Kumbanews.com – Seminar bedah buku berjudul ‘Kelong Pannyaleori” yang diselenggarakan oleh Dinas Perpustakaan dan Kearsipan Provinsi Terbitan Daerah Sulawesi Selatan, Mahakarya, Dr Hj Kembong Daeng, M.Hum.
Kegiatan yang dibuka oleh Kepala Dinas Perpustakaan dan Kearsipan Provinsi Sulawesi Selatan, Moh Hasan,S.H.M.H. Dalam arahannya menyampaikan apresiasinya dan rasa hormatnya atas bedah buku’ Kelong Pannyaleori’. Semoga dengan hadirnya buku ini, menambah wawasan dan ilmu pengetahuan kita.Contoh seperti daerah Jawa yang pernah saya datangi bagaimana masyarakat menjunjung nilai kearifan budaya mereka dengan erat, sampai mempunyai ciri khas sendiri. Makassar pun bisa, apalagi banyak penulis penulis yang hebat, termasuk yang saat ini kita laksanakan bedah buku ‘Kelong Pannyaleori’ yang luar biasa buat masyarakat Sulawesi Selatan.” Ujar Hasan dalam sambutannya di Hotel Mercure Makassar, pada hari Rabu, (23/09/2020).
Dalam seminar bedah buku, dilanjutakan sesi diskusi yang menjadi pembicara antara lain : Dr Hj Kembong Daeng, M.Hum, selaku narasumber karya Kelong Pannyaleori, Dr H Basri,M.pd dan Bachtiar Adnan Kusuma,S.sos,M.M selaku pembahas dan tak ketinggalan moderator, Dr St Rabiah,M.Hum.
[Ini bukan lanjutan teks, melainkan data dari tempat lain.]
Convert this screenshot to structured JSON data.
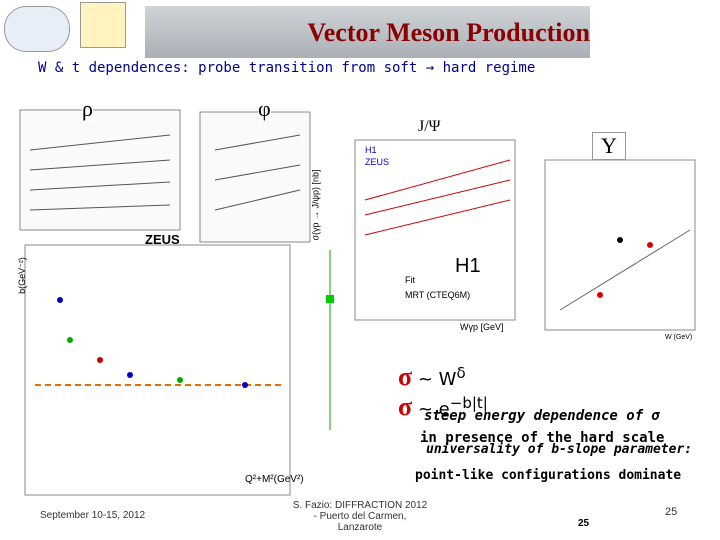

Dr Hj Kembong Daeng, M Hum, menyampaikan dalam paparannya, sebelum judul yang ingin kita bahas diatas saya, benarnya mengambil judul mutiara kelong Makassar, tapi saya menyimak saran dari teman kalau mutiara itu bahasa Indonesia dan akhirnya jatuh pada judul Kelong Pannyaleori, artinya Pannyaleori itu bisa penghibur, bisa penenang hati. Muda mudahan dengan membaca karya ini, kita dapat memiliki rasa senang, rasa memiliki rasa bahagia dan juga memiliki rasa percaya diri sebagai orang Sulawesi Selatan, yang memiliki budaya tersendiri, tidak kalah hebatnya dengan budaya lain,”turur Hj Kembong Daeng.
Saya teringat bahwa selama ini, sastra daerah di Sulawesi Selatan. Hanya digunakan sebagai objek penelitian, sastra klasik. Tapi hari ini mari kita berfikir ,apa yang kita tinggalkan ketika generasi seperti saya telah tidak ada!sehingga orang cuma bisa mengatakan, Riolo..riolo bedeng, anjo riolo, kita pemuda, para penulis orang tua kita, tidak bersekolah namun coba kita lihat yang menulis sinrili rositimoro luar biasanya tidak melalui jalur pendidikan.Tapi mengapa yang kita banggakan saat ini, kita sudah dottoro, sudah profesor. Tapi hanya sebatas meneliti tanpa mengembangkan sastra yang kita banggakan,kita bangga terhadap karya lagaligo yang luar biasa mendunia,tapi adakah laga ligo saat ini, di diri kita.”Tutupnya.